His jaw dropped fractionally, and suddenly nothing existed outside of the almost tangible connection between their gazes. He sniffed, a shock of air entering his lungs rapidly and almost painfully.
“I didn’t realise you knew.” His words were quiet, but her cheeky responding grin was loud.
“I’m a detective.”
Pessimistic as he was about his appeal to someone as obviously perfect and deserving as Robin, even he was quite sure that this qualified as flirting.
He grinned back. “I shouldn’t have trained you so well if I wanted to hide things from you.” That was flirting, right? He hoped she wouldn’t be offended by his taking credit for her training. He didn’t mean it really, just for the laughs.
She stood, slowly and gracefully so as not to disturb the gentle peace of the moment between them.
“You never have to hide yourself from me, Cormoran. Please.”
It was only two steps, maximum, from where she’d sat on the farting sofa to where he perched, manspreading a bit as large men do, on the corner of her desk. When she reached him, she gently took the carton of noodles from his hands and set it on the desk beside him. His muscles were powerless to resist; it was a miracle his grip hadn’t weakened to the point of dropping the container before then.
And then she stepped between his legs and tipped up his chin so that it was perfectly level with hers.
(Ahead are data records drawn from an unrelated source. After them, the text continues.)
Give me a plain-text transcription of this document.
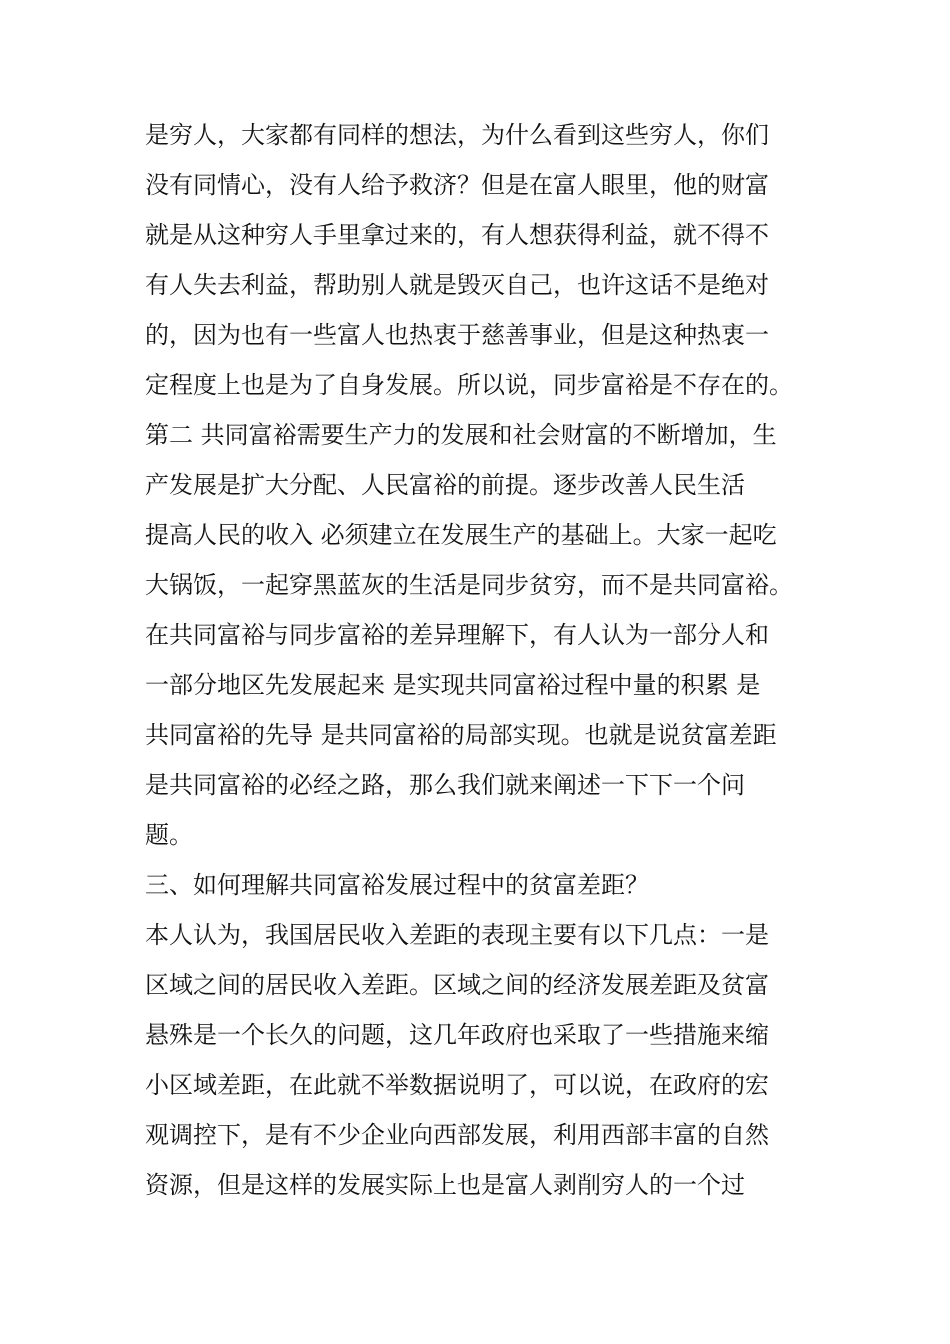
是穷人，大家都有同样的想法，为什么看到这些穷人，你们
没有同情心，没有人给予救济？但是在富人眼里，他的财富
就是从这种穷人手里拿过来的，有人想获得利益，就不得不
有人失去利益，帮助别人就是毁灭自己，也许这话不是绝对
的，因为也有一些富人也热衷于慈善事业，但是这种热衷一
定程度上也是为了自身发展。所以说，同步富裕是不存在的。
第二 共同富裕需要生产力的发展和社会财富的不断增加，生
产发展是扩大分配、人民富裕的前提。逐步改善人民生活
提高人民的收入 必须建立在发展生产的基础上。大家一起吃
大锅饭，一起穿黑蓝灰的生活是同步贫穷，而不是共同富裕。
在共同富裕与同步富裕的差异理解下，有人认为一部分人和
一部分地区先发展起来 是实现共同富裕过程中量的积累 是
共同富裕的先导 是共同富裕的局部实现。也就是说贫富差距
是共同富裕的必经之路，那么我们就来阐述一下下一个问
题。
三、如何理解共同富裕发展过程中的贫富差距？
本人认为，我国居民收入差距的表现主要有以下几点：一是
区域之间的居民收入差距。区域之间的经济发展差距及贫富
悬殊是一个长久的问题，这几年政府也采取了一些措施来缩
小区域差距，在此就不举数据说明了，可以说，在政府的宏
观调控下，是有不少企业向西部发展，利用西部丰富的自然
资源，但是这样的发展实际上也是富人剥削穷人的一个过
Holding him steady, she tilted her face ever so slightly to the right, the same exact angle, he noted, as the way she gestured when raising her eyebrow at something surprising or embarrassing a client said. He could have gone his entire life but simultaneously not another single minute without knowing this fact, which he could already tell was far too dangerously distractible a connection to make between office mannerisms and physical love, and how intimate it was that only he knew. She kissed him as he thought this, still holding his jaw ever so gently.
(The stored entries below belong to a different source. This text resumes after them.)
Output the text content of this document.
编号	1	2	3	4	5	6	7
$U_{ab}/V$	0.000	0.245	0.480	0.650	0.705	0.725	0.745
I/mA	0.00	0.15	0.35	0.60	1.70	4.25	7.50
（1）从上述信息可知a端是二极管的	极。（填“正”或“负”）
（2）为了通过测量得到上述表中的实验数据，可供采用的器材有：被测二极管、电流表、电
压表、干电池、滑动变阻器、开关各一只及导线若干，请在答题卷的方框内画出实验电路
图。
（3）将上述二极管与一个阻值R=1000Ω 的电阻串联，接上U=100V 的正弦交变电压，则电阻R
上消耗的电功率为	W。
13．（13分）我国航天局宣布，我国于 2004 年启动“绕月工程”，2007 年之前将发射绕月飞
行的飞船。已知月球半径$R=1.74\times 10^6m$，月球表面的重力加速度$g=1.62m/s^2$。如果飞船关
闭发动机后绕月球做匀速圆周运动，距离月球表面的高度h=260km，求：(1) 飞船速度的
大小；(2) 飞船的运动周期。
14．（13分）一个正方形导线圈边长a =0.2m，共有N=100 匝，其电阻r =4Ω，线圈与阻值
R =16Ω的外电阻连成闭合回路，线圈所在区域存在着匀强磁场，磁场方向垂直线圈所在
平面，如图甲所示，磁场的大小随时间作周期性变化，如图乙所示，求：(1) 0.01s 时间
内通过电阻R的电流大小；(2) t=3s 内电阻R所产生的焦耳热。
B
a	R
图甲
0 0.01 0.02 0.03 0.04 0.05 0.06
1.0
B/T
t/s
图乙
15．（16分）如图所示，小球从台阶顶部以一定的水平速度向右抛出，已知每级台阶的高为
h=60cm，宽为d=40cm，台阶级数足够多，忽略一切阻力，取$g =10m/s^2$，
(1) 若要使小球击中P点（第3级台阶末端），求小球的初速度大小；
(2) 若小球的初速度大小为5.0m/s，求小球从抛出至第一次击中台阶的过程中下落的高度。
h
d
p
His lips were not enough, she needed his whole face and indeed peppered it, swiftly and gently with little pecks of love more than desire, forehead and cheekbones, nose, eyelids, chin. All of him, she loved.
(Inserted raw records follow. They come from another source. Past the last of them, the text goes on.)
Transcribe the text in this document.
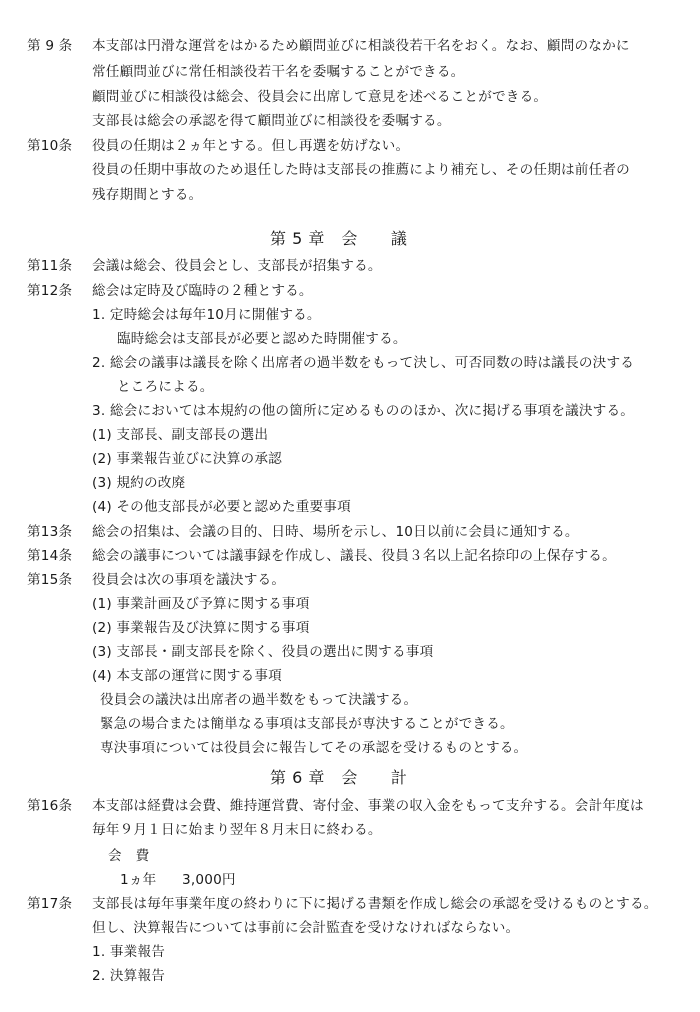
第 9 条 本支部は円滑な運営をはかるため顧問並びに相談役若干名をおく。なお、顧問のなかに
常任顧問並びに常任相談役若干名を委嘱することができる。
顧問並びに相談役は総会、役員会に出席して意見を述べることができる。
支部長は総会の承認を得て顧問並びに相談役を委嘱する。
第10条 役員の任期は２ヵ年とする。但し再選を妨げない。
役員の任期中事故のため退任した時は支部長の推薦により補充し、その任期は前任者の
残存期間とする。
第 5 章　会　　議
第11条 会議は総会、役員会とし、支部長が招集する。
第12条 総会は定時及び臨時の２種とする。
1. 定時総会は毎年10月に開催する。
臨時総会は支部長が必要と認めた時開催する。
2. 総会の議事は議長を除く出席者の過半数をもって決し、可否同数の時は議長の決する
ところによる。
3. 総会においては本規約の他の箇所に定めるもののほか、次に掲げる事項を議決する。
(1) 支部長、副支部長の選出
(2) 事業報告並びに決算の承認
(3) 規約の改廃
(4) その他支部長が必要と認めた重要事項
第13条 総会の招集は、会議の目的、日時、場所を示し、10日以前に会員に通知する。
第14条 総会の議事については議事録を作成し、議長、役員３名以上記名捺印の上保存する。
第15条 役員会は次の事項を議決する。
(1) 事業計画及び予算に関する事項
(2) 事業報告及び決算に関する事項
(3) 支部長・副支部長を除く、役員の選出に関する事項
(4) 本支部の運営に関する事項
役員会の議決は出席者の過半数をもって決議する。
緊急の場合または簡単なる事項は支部長が専決することができる。
専決事項については役員会に報告してその承認を受けるものとする。
第 6 章　会　　計
第16条 本支部は経費は会費、維持運営費、寄付金、事業の収入金をもって支弁する。会計年度は
毎年９月１日に始まり翌年８月末日に終わる。
会　費
1ヵ年 3,000円
第17条 支部長は毎年事業年度の終わりに下に掲げる書類を作成し総会の承認を受けるものとする。
但し、決算報告については事前に会計監査を受けなければならない。
1. 事業報告
2. 決算報告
When her lips had neared enough to his own, he turned his head unexpectedly, swiftly so that their lips met once more. The kiss was warm and gentle, his lips firm like the pull of a current or like a mooring rock, comforting and stable in a storm. But the storm was also the feel of him, the fireworks it set off within her, the unexpectedness of each shift of lip or tongue or hand and how each sensation was as new as the uncountable individual raindrops carried on a gale.
He pulled back. Her eyes smiled into his, not needing to say how she wanted this every day, every way. It was he who spoke first.
“I love you.”
She had thought that when he finally said it, she would be surprised. But the feeling of the words on his lips was somehow both new and familiar, as if he had been saying them to her for years or in another life.
“I know.” She kissed him, swiftly, gently once more. “I have known. Since the houseboat, maybe.”
There was no panic in his chest as there may have been with another woman, had she not returned the words instantaneously. Robin tucked her head into his neck and kissed the faint spot, not a hollow on his boxer’s frame but a softness, between his clavicles. Her arms were firmly and securely around him, fingers just barely interlinking, when she spoke again.
“And I love you, Cormoran. Since the houseboat, maybe.”